If Southerland or another neurologist is able to assess a patient’s symptoms and prescribe clot-busting medication quickly, a patient might retain millions of brain cells, receive necessary care more quickly at the hospital, and get diverted to a different facility, if necessary, for specialty surgery.

Doctors also use mobile and video technology to assess and treat patients from afar for preventative or chronic diseases.

April Morrison, the clinical nurse manager of emergency services at Culpeper Regional Hospital, frequently opens videochats so Culpeper’s emergency team can decide whether to send patients on the 45-minute ambulance ride to UVa.

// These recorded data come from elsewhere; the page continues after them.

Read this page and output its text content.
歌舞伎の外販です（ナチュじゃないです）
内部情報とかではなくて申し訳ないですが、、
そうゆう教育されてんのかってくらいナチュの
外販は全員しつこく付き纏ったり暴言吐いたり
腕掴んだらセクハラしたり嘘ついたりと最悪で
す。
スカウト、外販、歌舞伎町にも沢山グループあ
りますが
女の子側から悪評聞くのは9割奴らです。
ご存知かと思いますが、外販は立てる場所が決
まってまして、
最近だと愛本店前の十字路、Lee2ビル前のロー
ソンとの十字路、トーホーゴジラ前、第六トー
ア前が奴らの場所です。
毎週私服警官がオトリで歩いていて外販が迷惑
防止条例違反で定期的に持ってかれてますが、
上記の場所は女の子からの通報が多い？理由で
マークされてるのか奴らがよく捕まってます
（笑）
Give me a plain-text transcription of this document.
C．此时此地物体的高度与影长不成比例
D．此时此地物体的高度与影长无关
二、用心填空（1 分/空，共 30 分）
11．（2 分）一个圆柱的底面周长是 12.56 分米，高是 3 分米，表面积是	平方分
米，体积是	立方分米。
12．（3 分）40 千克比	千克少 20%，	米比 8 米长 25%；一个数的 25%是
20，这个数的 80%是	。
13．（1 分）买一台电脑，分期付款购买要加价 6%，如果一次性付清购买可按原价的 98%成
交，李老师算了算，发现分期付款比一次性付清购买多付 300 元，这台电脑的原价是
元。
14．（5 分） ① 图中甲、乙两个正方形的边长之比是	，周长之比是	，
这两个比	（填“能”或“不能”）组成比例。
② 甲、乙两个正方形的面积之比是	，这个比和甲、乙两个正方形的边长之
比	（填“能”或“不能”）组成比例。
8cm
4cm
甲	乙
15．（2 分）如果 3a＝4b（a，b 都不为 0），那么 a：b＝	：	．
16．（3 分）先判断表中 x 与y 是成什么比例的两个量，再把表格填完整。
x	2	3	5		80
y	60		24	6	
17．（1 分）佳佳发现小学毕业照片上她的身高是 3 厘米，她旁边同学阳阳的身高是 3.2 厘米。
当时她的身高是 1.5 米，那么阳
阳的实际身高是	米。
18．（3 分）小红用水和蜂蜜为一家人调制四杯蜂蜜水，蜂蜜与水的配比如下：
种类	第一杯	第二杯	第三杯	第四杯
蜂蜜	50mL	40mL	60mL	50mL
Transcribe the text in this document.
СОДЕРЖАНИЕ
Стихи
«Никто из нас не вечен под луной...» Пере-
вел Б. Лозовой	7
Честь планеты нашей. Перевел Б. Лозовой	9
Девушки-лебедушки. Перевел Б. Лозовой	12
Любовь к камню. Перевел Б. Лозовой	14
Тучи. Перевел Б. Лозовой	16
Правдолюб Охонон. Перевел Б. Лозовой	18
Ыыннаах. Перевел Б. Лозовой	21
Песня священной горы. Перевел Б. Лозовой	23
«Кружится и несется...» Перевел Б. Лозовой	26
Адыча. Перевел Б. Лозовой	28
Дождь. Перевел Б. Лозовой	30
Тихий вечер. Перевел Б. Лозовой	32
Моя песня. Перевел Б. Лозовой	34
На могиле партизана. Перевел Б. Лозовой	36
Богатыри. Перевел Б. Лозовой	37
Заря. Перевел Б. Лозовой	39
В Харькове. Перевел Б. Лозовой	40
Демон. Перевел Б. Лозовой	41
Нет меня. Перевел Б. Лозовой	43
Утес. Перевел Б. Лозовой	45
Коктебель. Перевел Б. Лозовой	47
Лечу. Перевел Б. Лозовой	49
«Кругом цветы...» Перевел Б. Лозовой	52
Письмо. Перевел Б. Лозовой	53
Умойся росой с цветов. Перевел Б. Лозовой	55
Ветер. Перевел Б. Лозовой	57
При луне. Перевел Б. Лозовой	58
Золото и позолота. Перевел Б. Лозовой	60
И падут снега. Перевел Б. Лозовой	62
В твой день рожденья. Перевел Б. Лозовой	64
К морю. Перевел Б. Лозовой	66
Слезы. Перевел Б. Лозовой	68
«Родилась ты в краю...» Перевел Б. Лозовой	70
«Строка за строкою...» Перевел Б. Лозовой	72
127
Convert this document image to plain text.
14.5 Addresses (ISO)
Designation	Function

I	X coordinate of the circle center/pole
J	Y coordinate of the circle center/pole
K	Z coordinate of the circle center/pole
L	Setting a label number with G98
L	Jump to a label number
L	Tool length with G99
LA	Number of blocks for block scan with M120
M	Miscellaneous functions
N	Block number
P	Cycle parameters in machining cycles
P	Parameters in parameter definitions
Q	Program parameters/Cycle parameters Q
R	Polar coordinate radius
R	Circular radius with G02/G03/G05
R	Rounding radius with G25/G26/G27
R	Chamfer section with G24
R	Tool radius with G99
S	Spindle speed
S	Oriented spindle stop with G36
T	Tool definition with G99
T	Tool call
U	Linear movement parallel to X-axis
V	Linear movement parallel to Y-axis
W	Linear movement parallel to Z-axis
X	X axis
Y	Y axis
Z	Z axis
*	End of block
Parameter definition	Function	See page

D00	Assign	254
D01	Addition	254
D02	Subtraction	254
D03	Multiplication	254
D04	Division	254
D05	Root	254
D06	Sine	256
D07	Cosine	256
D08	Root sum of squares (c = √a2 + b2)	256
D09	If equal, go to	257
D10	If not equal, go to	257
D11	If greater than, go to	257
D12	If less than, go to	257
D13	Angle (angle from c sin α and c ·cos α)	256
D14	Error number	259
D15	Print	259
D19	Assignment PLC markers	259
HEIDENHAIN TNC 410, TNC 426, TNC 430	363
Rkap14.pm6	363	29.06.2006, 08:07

“This program has been amazing for us,” Morrison said. “Sometimes, too, the best we’re able to offer is not just the ability to treat patients but to keep patients that don’t need it close to home and save their money.”

Doctors also demonstrated diabetes and behavioral health services.

“Being connected is more important than ever,” said Dr. Karen Rheuban, medical director of telemedicine at UVa.

Often, she said, it’s easier for patients in rural areas to open an app on their phone than to drive two hours to the nearest clinic.

UVa doctors make thousands of remote visits annually, and have tried to increase telemedical visits for diagnoses that are acute and difficult to do from a distance, such as bladder cancer.

However, telemedicine only works in communities with fast and reliable internet.

The FCC has labeled Louisa and Buckingham counties as two of the 100 critical need counties across the country. Only 42 percent and 43 percent of residents in those counties, respectively, have access to broadband, compared with 90 percent of residents nationally.

The commission voted last week to increase subsidies for its rural health program from $400 million to $571 million. The fund helps rural communities to pay for telecommunications and record transmitting services, and has had the same $400 million cap since 1997. It’s meant to get internet to houses, schools and hospitals, though not necessarily in the back of a moving ambulance.

“I think that’s a great program, but I’ve been thinking about how to expand it,” Carr said.

Industry providers have raised concerns that the FCC’s recent decision to roll back net neutrality and introduce a tiered system in which service providers can charge more for high-speed internet will hurt rural and community providers.

“I think the decision to roll back net neutrality, which I voted for, will be tremendously beneficial for consumers in general and the telehealth community,” Carr said. “Generally, when we talk about connectivity, places that lack broadband are rural areas with a lot of chronic health diseases.”

Rolling back regulation will help private companies invest more in telehealth, Carr said. He said he doesn’t envision a big price hike when the rules return to what they were in 2015. He said he also hopes a push to put the country on 5G coverage will increase the speed and breadth of access.

“When you look two to three years from now, I think we’ll have more choices and lots more coverage, particularly in rural areas, and more ability for you to do what you do,” Carr said.